SARS-CoV-2 infections elicit higher levels of original antigenic sin antibodies compared with SARS-CoV-2 mRNA vaccinations
Elizabeth M. Anderson, Shuk Hang Li, Moses Awofolaju, Theresa Eilola, Eileen C. Goodwin, Marcus J. Bolton, Sigrid Gouma, Tomaz B. Manzoni, Philip Hicks, Rishi R. Goel, Mark M. Painter, Sokratis A. Apostolidis, Divij Mathew, Debora Dunbar, Danielle Fiore, Amanda Brock, JoEllen Weaver, John S. Millar, Stephanie DerOhannessian, Allison R. Greenplate, Ian Frank, Daniel J. Rader, E. John Wherry, Paul Bates, Scott E. Hensley
Abstract
It is important to determine if severe acute respiratory syndrome coronavirus 2 (SARS-CoV-2) infections and SARS-CoV-2 mRNA vaccinations elicit different types of antibodies. Here, we characterize the magnitude and specificity of SARS-CoV-2 spike-reactive antibodies from 10 acutely infected health care workers with no prior SARS-CoV-2 exposure history and 23 participants who received SARS-CoV-2 mRNA vaccines. We found that infection and primary mRNA vaccination elicit S1- and S2-reactive antibodies, while secondary vaccination boosts mostly S1 antibodies.
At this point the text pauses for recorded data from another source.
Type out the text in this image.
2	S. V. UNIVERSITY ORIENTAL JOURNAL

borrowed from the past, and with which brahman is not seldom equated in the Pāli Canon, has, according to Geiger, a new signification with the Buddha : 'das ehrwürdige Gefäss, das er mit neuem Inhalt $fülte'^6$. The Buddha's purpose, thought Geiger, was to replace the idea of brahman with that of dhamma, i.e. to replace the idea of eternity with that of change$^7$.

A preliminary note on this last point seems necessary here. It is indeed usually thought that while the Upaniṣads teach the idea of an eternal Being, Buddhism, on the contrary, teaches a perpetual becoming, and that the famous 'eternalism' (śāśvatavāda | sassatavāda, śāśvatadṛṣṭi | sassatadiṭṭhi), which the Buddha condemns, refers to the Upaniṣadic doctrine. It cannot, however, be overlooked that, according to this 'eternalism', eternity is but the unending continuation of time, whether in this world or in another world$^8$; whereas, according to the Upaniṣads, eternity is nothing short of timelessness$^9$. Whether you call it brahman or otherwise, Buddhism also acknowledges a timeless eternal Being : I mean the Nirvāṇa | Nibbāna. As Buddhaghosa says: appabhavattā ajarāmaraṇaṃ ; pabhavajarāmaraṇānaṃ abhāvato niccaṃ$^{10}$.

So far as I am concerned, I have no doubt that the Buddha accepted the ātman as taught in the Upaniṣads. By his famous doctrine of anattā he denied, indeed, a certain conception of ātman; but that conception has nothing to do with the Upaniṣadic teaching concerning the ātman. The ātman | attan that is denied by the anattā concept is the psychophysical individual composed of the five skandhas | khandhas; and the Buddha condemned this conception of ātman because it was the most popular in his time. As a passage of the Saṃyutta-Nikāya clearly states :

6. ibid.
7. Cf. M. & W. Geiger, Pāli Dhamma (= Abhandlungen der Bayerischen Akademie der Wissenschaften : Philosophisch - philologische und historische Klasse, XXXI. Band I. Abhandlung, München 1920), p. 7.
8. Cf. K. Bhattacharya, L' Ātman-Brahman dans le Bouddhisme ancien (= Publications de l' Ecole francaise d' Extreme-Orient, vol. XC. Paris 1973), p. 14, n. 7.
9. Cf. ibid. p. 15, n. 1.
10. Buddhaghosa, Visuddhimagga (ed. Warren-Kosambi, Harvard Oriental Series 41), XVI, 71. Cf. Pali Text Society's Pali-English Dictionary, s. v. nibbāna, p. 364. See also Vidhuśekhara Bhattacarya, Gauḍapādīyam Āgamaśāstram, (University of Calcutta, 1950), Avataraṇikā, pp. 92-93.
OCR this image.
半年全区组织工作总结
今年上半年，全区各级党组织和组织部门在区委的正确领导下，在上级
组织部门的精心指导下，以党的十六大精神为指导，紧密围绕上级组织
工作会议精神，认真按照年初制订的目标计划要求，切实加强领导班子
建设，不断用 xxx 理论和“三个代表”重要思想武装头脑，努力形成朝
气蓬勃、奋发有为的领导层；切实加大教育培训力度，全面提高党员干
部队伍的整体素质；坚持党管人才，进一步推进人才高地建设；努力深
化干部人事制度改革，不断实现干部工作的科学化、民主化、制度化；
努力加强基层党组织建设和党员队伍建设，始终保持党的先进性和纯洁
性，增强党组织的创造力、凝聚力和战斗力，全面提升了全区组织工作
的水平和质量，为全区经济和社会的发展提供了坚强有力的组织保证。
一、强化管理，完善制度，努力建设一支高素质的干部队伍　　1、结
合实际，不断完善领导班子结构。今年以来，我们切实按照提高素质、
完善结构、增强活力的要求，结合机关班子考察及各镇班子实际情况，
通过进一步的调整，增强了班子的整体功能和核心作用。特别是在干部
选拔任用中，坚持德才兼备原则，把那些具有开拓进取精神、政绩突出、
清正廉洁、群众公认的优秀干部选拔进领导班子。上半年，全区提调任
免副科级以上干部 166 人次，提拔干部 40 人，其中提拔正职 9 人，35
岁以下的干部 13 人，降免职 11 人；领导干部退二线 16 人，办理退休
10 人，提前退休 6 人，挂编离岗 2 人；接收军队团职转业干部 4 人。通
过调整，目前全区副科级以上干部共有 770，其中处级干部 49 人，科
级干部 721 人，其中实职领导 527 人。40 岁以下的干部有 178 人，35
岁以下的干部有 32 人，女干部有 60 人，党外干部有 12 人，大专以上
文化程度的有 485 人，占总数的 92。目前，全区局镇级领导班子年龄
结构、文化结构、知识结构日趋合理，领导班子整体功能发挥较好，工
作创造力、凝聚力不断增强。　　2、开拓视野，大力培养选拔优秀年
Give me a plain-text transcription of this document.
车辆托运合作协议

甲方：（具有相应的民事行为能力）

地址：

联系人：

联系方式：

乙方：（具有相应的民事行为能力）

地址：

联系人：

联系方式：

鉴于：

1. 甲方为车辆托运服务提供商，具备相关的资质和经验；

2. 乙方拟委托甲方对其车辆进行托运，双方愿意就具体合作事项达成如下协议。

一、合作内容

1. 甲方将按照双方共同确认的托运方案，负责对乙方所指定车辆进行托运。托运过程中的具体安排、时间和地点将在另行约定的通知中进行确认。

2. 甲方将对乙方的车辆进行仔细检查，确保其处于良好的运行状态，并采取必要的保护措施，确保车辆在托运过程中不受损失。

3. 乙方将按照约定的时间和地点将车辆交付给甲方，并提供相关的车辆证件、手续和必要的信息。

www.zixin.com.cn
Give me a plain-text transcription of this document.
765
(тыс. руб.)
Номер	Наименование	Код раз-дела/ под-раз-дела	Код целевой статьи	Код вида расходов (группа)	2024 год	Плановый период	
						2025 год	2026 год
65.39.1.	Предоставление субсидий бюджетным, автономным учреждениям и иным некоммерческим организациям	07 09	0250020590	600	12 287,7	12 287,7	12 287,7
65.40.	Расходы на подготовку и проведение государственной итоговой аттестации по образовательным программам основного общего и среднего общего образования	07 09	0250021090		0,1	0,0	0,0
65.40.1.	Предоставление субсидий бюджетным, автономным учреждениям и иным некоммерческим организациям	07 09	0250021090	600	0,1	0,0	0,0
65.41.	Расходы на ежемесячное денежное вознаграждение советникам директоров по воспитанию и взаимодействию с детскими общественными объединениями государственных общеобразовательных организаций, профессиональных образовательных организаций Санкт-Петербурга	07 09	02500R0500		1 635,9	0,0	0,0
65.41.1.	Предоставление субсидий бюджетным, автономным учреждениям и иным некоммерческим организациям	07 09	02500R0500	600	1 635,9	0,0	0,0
Using absorption assays, we found that SARS-CoV-2 infections elicit a large proportion of original antigenic sin-like antibodies that bind efficiently to the spike of common seasonal human coronaviruses but poorly to the spike of SARS-CoV-2. In converse, vaccination modestly boosts antibodies reactive to the spike of common seasonal human coronaviruses, and these antibodies cross-react more efficiently to the spike of SARS-CoV-2. Our data indicate that SARS-CoV-2 infections and mRNA vaccinations elicit fundamentally different antibody responses.